Indian food, with its gorgeous colors and calliope of tastes in every single dish, has always been a mystery to me. I've enjoyed it at restaurants, both holes in the wall and white-tablecloth establishments, all around the world. But when it has come to home cooking, I've often been reduced to TastyBite pouches over rice. Not bad, but I longed for more. And fresh vegetables.
So I was delighted to take a class from Sudha at the Charlottesville Cooking School on Barracks Road before we left Virginia. We had a small class of four (the other classes I've been to there have been a dozen or so), and she taught us a few basic North Indian dishes and explained what ingredients to look for in Indian grocery stores.
We made a dry dal, paneer, rice and chipatti bread.
Sudha taught mostly by doing, and she chopped vegetables into the pans as she cooked, much like my grandmother did, not in tiny chef dice but in big, hearty chunks.
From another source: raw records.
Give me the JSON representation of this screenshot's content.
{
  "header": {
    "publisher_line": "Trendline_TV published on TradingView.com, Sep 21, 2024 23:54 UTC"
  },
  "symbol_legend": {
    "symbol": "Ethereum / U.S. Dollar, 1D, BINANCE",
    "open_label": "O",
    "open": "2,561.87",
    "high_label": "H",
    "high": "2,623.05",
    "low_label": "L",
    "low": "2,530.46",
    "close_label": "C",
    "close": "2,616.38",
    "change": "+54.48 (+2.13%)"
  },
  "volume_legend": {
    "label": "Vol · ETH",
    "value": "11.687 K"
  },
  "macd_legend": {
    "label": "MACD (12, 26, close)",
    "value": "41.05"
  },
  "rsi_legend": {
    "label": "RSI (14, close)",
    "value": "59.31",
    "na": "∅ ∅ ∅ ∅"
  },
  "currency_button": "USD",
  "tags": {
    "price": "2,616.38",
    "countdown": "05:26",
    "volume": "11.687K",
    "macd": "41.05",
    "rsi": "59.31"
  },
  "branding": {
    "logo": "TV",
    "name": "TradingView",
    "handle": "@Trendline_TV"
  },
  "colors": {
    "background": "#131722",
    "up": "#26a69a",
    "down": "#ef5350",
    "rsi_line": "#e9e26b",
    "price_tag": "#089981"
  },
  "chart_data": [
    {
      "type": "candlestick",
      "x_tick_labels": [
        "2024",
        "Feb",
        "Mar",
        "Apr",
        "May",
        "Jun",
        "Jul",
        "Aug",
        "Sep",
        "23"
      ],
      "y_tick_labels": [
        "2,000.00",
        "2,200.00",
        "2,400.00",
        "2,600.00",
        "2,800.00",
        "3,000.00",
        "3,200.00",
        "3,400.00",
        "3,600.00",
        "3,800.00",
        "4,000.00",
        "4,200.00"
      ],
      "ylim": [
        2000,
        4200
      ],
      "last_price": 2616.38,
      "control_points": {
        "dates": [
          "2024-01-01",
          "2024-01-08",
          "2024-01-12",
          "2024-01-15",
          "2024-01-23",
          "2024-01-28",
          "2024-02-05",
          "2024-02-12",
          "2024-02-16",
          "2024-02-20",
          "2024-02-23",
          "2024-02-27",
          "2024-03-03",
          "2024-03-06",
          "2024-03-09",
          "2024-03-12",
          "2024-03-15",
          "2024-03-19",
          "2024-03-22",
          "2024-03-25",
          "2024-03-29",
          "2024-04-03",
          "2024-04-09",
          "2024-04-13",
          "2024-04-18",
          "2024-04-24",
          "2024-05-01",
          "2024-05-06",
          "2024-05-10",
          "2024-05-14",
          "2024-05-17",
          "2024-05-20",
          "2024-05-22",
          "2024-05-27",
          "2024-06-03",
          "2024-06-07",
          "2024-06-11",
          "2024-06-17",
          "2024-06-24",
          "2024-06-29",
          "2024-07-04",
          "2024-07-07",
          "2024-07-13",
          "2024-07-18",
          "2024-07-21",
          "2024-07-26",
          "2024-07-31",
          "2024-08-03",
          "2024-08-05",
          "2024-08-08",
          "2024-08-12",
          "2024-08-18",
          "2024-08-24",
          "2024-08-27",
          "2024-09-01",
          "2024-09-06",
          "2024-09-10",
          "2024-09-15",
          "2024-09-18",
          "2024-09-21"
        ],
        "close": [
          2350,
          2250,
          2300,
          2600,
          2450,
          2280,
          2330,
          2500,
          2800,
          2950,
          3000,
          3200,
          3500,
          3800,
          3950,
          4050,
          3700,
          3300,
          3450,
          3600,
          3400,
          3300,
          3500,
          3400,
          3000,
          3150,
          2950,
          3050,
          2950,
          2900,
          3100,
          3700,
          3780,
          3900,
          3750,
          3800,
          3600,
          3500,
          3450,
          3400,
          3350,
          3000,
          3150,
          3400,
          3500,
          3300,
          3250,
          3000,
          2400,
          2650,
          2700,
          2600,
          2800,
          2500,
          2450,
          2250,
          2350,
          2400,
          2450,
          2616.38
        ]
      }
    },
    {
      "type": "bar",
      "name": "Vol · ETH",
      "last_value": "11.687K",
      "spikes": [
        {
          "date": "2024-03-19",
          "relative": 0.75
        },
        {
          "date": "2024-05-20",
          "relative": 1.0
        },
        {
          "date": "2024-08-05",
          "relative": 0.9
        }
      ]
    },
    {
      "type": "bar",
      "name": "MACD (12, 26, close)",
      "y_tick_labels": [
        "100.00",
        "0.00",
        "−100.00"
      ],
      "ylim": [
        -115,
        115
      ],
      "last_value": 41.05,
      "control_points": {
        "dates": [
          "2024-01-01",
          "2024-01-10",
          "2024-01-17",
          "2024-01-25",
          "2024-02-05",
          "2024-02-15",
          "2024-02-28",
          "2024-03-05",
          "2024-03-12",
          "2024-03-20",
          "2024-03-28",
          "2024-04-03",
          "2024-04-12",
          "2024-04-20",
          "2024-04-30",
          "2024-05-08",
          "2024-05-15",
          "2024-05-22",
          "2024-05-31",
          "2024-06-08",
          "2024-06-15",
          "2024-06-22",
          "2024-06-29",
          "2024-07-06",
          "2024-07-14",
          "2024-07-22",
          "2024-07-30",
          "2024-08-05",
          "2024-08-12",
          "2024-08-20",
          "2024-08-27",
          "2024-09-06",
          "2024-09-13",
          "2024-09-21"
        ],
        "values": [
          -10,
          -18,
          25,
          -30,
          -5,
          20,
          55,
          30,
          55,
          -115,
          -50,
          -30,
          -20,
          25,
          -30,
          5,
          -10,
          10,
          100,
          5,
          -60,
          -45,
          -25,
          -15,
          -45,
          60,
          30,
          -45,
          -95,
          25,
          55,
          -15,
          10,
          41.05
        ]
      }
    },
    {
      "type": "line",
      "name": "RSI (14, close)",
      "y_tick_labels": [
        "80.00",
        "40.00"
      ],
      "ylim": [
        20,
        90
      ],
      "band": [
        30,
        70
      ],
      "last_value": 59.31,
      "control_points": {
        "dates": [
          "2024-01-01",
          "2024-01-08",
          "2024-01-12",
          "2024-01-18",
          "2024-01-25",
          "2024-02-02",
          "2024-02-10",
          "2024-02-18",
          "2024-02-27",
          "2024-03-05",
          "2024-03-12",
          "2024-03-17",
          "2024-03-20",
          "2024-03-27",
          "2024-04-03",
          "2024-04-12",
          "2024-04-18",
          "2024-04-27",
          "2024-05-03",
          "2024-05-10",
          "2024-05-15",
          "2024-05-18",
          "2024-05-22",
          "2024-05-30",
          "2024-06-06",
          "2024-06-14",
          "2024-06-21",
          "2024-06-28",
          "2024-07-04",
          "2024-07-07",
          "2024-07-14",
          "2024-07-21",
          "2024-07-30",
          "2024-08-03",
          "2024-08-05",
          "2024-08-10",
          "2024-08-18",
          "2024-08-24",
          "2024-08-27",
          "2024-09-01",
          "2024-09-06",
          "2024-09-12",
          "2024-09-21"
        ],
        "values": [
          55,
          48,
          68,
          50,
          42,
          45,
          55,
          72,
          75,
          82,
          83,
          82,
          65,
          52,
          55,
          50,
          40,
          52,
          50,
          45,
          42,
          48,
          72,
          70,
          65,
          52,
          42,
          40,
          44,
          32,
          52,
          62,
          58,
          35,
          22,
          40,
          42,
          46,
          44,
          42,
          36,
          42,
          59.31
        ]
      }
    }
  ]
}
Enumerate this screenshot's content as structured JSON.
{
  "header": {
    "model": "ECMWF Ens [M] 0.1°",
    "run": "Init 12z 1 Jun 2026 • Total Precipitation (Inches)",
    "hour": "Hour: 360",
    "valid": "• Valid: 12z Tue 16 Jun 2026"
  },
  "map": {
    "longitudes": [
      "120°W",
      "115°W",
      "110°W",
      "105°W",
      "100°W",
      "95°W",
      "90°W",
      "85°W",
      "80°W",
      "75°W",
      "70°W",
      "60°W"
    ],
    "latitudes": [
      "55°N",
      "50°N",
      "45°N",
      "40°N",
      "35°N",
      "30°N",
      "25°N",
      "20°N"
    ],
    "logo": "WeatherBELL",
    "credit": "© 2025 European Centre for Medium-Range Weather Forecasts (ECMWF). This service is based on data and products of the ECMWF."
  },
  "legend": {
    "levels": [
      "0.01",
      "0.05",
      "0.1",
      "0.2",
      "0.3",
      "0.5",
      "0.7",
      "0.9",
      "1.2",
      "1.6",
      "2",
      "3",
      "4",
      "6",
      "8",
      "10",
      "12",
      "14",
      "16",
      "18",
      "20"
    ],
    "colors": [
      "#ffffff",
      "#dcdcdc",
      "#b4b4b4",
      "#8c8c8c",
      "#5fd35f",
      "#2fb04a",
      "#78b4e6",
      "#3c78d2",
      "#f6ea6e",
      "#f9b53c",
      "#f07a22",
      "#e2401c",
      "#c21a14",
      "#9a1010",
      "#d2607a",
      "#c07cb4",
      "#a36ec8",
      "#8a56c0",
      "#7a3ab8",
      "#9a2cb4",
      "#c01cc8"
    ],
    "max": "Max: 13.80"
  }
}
Lest you think she was from another era, she used a MagicBullet blender for her sauces.
I wish I had the recipes to pass on, but really, recipes are not the point. Spices and technique and practice are. But I am happy I bought a spice tin like Sudha had; having all the basic spice on hand, not in a bunch of lined-up jars, so I can add a little or a pinch more as I cook, has made a change in how I cook, and not just Indian dishes, either.